The government said it will also provide £4.8m ($6.7m) to support the development of a hydrogen hub in Holyhead, Wales, which will pilot the creation of hydrogen from renewable energy and its use as a zero-emission fuel in HGVs. This could provide up to 500 jobs.


Labour Party’s response to the UK Budget announcement

In responding to the chancellor’s Budget, Labour Party leader Sir Keir Starmer acknowledged that the biggest challenge facing the country is the “climate emergency”.

“The chancellor just talked up his green credentials, but his Budget stops way short of what was needed or what’s happening in other countries,” he added.

“This Budget should have included a major green stimulus – bringing forward billions of pounds of investment to create new jobs and new green infrastructure.”

He said that instead, the government is “trying to build a new coal mine which we now learn might not even work for British steel”.

The proposed development of the Woodhouse Colliery coal mine in Cumbria, England, will be Britain’s first new deep coal mine in 30 years. The government has received widespread condemnation for not blocking the plans after Cumbria County Council first decided to approve the development in March 2019.

“If anything sums up this government’s commitment to a green recovery and jobs of the future, it’s building a coal mine we can’t even use,” said Starmer.

UK Budget energy
In responding to the chancellor’s Budget, Labour Party leader Sir Keir Starmer acknowledged that the biggest challenge facing the country is the “climate emergency” (Credit: Flickr/UK Parliament)

Although the leader of the opposition did welcome the creation of a National Infrastructure Bank, he said that it “would have been better if the government hadn’t sold off the Green Investment Bank in the first place”.

“We also welcome the introduction of green savings bonds,” he added. “I have to say, what a good idea it is to introduce a new set of recovery bonds.

“The trouble is that the scale of what the chancellor announced today is nowhere near ambitious enough.”


Energy UK response to the Budget announcement

Energy UK’s chief executive Emma Pinchbeck welcomed the creation of the National Infrastrastructure Bank, as she believes the nation needs to “unleash billions of pounds of capital investment to drive decarbonisation”.

“In a globally competitive renewables industry, upgrading our port infrastructure to support expansion of offshore wind will help our regional hubs attract jobs and realise the benefits of the energy transition,” she added.

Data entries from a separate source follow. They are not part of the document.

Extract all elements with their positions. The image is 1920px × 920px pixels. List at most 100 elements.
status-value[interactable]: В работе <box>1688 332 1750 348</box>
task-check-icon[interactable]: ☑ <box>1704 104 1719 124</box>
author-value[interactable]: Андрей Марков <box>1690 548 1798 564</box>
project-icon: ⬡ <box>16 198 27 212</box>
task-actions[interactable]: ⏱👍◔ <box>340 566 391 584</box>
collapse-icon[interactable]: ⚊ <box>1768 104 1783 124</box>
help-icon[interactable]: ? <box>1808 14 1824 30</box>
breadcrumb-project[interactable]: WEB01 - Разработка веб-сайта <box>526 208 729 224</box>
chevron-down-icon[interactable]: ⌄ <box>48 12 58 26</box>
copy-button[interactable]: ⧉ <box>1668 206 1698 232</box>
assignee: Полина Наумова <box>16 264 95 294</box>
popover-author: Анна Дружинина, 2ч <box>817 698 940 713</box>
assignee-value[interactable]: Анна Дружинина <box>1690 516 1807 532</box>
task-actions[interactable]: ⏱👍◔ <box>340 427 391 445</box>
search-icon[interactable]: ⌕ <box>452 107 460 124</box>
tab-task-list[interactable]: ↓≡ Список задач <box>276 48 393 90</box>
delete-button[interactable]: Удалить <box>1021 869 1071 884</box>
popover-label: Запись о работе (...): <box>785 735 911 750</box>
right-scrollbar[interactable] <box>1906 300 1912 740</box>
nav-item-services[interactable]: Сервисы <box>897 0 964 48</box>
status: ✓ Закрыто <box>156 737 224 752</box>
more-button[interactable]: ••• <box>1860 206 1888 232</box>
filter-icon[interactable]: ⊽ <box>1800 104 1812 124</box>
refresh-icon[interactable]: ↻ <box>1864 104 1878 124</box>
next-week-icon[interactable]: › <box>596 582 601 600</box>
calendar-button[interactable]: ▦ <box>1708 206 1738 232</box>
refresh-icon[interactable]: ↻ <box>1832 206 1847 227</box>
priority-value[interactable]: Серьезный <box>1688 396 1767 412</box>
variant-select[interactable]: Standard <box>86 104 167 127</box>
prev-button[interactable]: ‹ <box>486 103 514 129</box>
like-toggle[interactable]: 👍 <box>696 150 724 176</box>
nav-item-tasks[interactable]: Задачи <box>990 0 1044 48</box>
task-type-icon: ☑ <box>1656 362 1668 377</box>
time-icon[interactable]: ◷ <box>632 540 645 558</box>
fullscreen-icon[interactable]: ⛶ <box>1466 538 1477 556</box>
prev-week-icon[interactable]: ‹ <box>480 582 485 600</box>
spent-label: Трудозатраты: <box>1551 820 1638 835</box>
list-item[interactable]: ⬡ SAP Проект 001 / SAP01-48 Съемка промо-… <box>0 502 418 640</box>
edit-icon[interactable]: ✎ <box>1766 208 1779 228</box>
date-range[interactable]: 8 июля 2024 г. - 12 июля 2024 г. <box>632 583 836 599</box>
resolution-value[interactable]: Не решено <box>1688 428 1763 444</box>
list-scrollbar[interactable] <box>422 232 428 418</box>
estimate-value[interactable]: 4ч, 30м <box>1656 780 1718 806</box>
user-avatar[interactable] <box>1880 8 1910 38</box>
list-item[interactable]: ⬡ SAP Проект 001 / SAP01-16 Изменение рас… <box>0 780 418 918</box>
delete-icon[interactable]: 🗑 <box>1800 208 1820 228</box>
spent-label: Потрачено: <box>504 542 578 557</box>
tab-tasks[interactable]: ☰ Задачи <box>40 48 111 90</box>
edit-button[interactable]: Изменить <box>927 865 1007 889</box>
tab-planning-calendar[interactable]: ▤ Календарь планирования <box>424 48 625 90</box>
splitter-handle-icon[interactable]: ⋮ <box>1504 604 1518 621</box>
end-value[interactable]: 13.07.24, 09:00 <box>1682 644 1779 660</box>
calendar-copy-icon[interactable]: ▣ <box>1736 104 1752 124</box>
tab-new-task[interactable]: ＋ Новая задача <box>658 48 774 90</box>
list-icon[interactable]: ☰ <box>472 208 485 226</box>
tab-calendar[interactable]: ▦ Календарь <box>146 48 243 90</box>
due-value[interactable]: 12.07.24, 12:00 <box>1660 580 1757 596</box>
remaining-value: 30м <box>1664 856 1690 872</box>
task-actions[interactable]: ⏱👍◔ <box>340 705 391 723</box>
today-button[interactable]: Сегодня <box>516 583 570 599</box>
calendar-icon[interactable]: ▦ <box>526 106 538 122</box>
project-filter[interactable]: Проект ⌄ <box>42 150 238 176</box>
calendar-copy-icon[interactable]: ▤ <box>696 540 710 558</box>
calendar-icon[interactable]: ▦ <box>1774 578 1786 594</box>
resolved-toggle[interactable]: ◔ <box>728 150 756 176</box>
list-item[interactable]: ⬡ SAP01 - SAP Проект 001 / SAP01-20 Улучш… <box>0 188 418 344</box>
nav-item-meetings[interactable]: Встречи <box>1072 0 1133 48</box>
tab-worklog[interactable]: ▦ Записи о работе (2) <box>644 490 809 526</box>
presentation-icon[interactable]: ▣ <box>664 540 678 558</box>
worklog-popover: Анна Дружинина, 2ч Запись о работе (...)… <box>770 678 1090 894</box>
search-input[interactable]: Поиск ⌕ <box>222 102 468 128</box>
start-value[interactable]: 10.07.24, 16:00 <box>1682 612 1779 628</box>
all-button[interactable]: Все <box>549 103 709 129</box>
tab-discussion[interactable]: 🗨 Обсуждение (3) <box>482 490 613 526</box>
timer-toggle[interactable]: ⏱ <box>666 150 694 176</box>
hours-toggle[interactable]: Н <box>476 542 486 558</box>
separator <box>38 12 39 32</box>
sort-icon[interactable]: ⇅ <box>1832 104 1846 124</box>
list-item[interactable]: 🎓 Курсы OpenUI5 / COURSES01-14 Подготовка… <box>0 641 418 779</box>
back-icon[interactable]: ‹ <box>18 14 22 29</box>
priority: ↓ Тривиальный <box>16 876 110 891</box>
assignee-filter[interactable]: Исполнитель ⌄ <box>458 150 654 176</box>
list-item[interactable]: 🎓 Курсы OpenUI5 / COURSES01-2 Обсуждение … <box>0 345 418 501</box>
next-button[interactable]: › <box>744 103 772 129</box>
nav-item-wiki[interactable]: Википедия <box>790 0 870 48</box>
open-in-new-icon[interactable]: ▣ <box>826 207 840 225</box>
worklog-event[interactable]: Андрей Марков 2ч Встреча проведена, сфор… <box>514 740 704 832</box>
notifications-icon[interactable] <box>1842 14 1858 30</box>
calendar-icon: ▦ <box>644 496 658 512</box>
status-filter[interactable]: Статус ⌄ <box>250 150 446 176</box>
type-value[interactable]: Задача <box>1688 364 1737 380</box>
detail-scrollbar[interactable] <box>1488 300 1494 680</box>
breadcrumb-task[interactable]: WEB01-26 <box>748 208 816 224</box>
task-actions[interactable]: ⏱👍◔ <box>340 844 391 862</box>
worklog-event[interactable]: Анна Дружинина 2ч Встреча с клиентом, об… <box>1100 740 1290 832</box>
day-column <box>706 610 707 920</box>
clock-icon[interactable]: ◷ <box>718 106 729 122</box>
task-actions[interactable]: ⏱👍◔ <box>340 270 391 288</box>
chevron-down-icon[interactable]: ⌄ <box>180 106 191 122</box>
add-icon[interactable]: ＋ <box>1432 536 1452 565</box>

“However, meeting the most ambitious climate change targets of any major economy will require more ambition than was in today’s Budget.”

Pinchbeck believes the UK needs a “concerted, cross-government approach” to deliver on the Prime Minister’s 10-Point-Plan and the Energy White Paper – particularly on how to “make our buildings energy efficient and low carbon”.

She added: “The energy sector is ready to continue reducing emissions, supporting jobs all around the country, and driving economic growth – the question is how the government plans to turn their ambition, and our willingness to invest, into a plan of action.”